2.400 milliards DA pour le développement du réseau ferroviaire

2.400 milliards DA pour le développement du réseau ferroviaire sont dégagés en vue de renforcer les capacités de transport des voyageurs en Algérie.

Le rail est  en plein mutation. En effet, la dynamique s’affirme dans l’industrie ferroviaire. Celle-ci a connu, ces dernières années, une avancée considérable en conséquence des programmes  d’investissement ambitieux  engagés pour développer le chemin de fer en utilisant des procédés plus modernes et durables.
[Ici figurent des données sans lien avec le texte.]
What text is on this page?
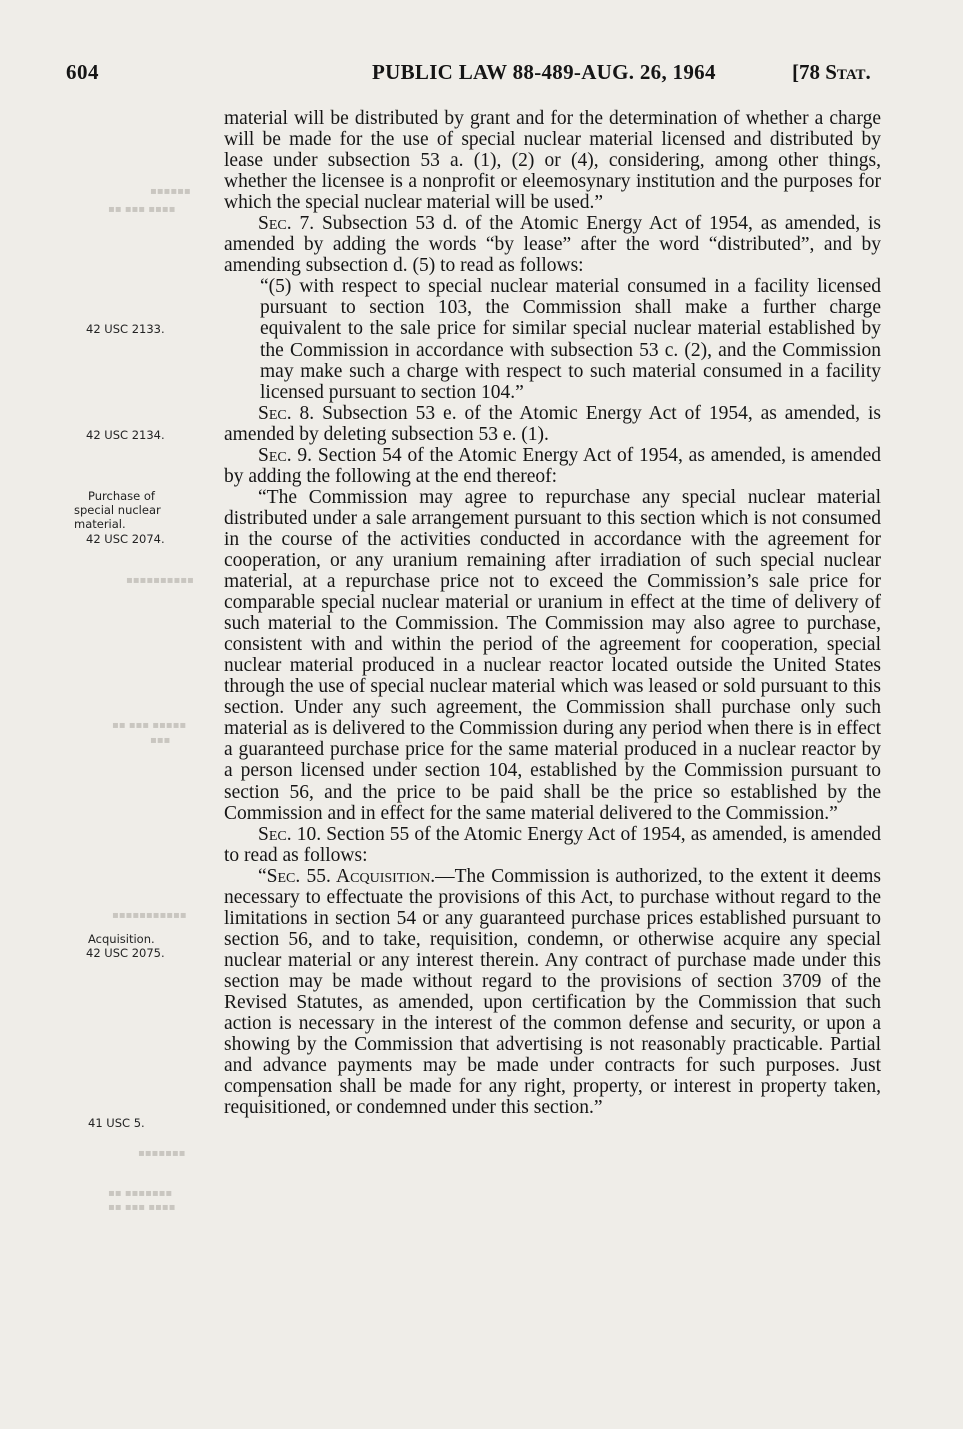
604	PUBLIC LAW 88-489-AUG. 26, 1964	[78 Stat.
▪▪▪▪▪▪
▪▪ ▪▪▪ ▪▪▪▪
▪▪▪▪▪▪▪▪▪▪
▪▪ ▪▪▪ ▪▪▪▪▪
▪▪▪
▪▪▪▪▪▪▪▪▪▪▪
▪▪▪▪▪▪▪
▪▪ ▪▪▪▪▪▪▪
▪▪ ▪▪▪ ▪▪▪▪
42 USC 2133.
42 USC 2134.
Purchase of
special nuclear
material.
42 USC 2074.
Acquisition.
42 USC 2075.
41 USC 5.

material will be distributed by grant and for the determination of whether a charge will be made for the use of special nuclear material licensed and distributed by lease under subsection 53 a. (1), (2) or (4), considering, among other things, whether the licensee is a nonprofit or eleemosynary institution and the purposes for which the special nuclear material will be used.”

Sec. 7. Subsection 53 d. of the Atomic Energy Act of 1954, as amended, is amended by adding the words “by lease” after the word “distributed”, and by amending subsection d. (5) to read as follows:

“(5) with respect to special nuclear material consumed in a facility licensed pursuant to section 103, the Commission shall make a further charge equivalent to the sale price for similar special nuclear material established by the Commission in accordance with subsection 53 c. (2), and the Commission may make such a charge with respect to such material consumed in a facility licensed pursuant to section 104.”

Sec. 8. Subsection 53 e. of the Atomic Energy Act of 1954, as amended, is amended by deleting subsection 53 e. (1).

Sec. 9. Section 54 of the Atomic Energy Act of 1954, as amended, is amended by adding the following at the end thereof:

“The Commission may agree to repurchase any special nuclear material distributed under a sale arrangement pursuant to this section which is not consumed in the course of the activities conducted in accordance with the agreement for cooperation, or any uranium remaining after irradiation of such special nuclear material, at a repurchase price not to exceed the Commission’s sale price for comparable special nuclear material or uranium in effect at the time of delivery of such material to the Commission. The Commission may also agree to purchase, consistent with and within the period of the agreement for cooperation, special nuclear material produced in a nuclear reactor located outside the United States through the use of special nuclear material which was leased or sold pursuant to this section. Under any such agreement, the Commission shall purchase only such material as is delivered to the Commission during any period when there is in effect a guaranteed purchase price for the same material produced in a nuclear reactor by a person licensed under section 104, established by the Commission pursuant to section 56, and the price to be paid shall be the price so established by the Commission and in effect for the same material delivered to the Commission.”

Sec. 10. Section 55 of the Atomic Energy Act of 1954, as amended, is amended to read as follows:

“Sec. 55. Acquisition.—The Commission is authorized, to the extent it deems necessary to effectuate the provisions of this Act, to purchase without regard to the limitations in section 54 or any guaranteed purchase prices established pursuant to section 56, and to take, requisition, condemn, or otherwise acquire any special nuclear material or any interest therein. Any contract of purchase made under this section may be made without regard to the provisions of section 3709 of the Revised Statutes, as amended, upon certification by the Commission that such action is necessary in the interest of the common defense and security, or upon a showing by the Commission that advertising is not reasonably practicable. Partial and advance payments may be made under contracts for such purposes. Just compensation shall be made for any right, property, or interest in property taken, requisitioned, or condemned under this section.”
Les pouvoirs publics ont mis le paquet pour le développer davantage en vue de renforcer les capacités de transport de voyageurs et de marchandise reliant le nord au sud et à l’est et ouest de l’Algérie.

5.738 kilomètres de réseau ferroviaire algérien

Il constitue d’ailleurs une composante essentielle du programme algérien de transport.  Plus  actif sur le continent africain et dans son environnement régional, l’Algérie  œuvre, ainsi,  à se mettre au même diapason de  ce qui se passe de par le monde où ce secteur  représente un pilier fondamental du développement économique. C’est la raison pour laquelle, le président de la République, Abdelmadjid Tebboune, lui accorde un grand intérêt et insiste sur l’accélération des programmes ferroviaires. Aujourd’hui, le réseau ferroviaire algérien atteint 5.738 kilomètres, notamment  avec l’achèvement de la ligne minière reliant Oran à Gara Djebilet (Tindouf) via Béchar et Naâma. Or qu’en 2020, il ne dépassait pas les 4.000 kilomètres de lignes exploités.

«Nous sommes parvenus à ajouter plus de 1.700 kilomètres de nouvelles lignes mises en service en 6 ans. L’ensemble de ces infrastructures constitue un soutien majeur au développement socio-économique, car il s’agit de lignes stratégiques qui renforcent l’activité des entreprises exploitantes et contribuent au développement durable et régional», indique Nabil Boubaya, directeur de l’Agence nationale des études et du suivi de la réalisation des investissements au niveau de l’ANESRIF.

Plusieurs tronçons livrables en 2026

Intervenu sur les ondes de la radio algérienne, ce même responsable indique que l’État a consacré un montant d’investissement important de l’ordre de 2.400 milliards DA pour la réalisation de tout le programme ferroviaire.  Il poursuit que ce programme comporte plusieurs axes de développement. Concernant l’axe nord, d’une longueur de 1.822 kilomètres, reliant l’Est à l’Ouest de l’Algérie dans la partie nord, il fait savoir que plusieurs projets y sont en cours, notamment la duplication des voies afin d’augmenter la capacité de transport, ainsi que la modernisation des systèmes de signalisation et de connexion afin de «garantir une exploitation régulière, durable et sécurisée».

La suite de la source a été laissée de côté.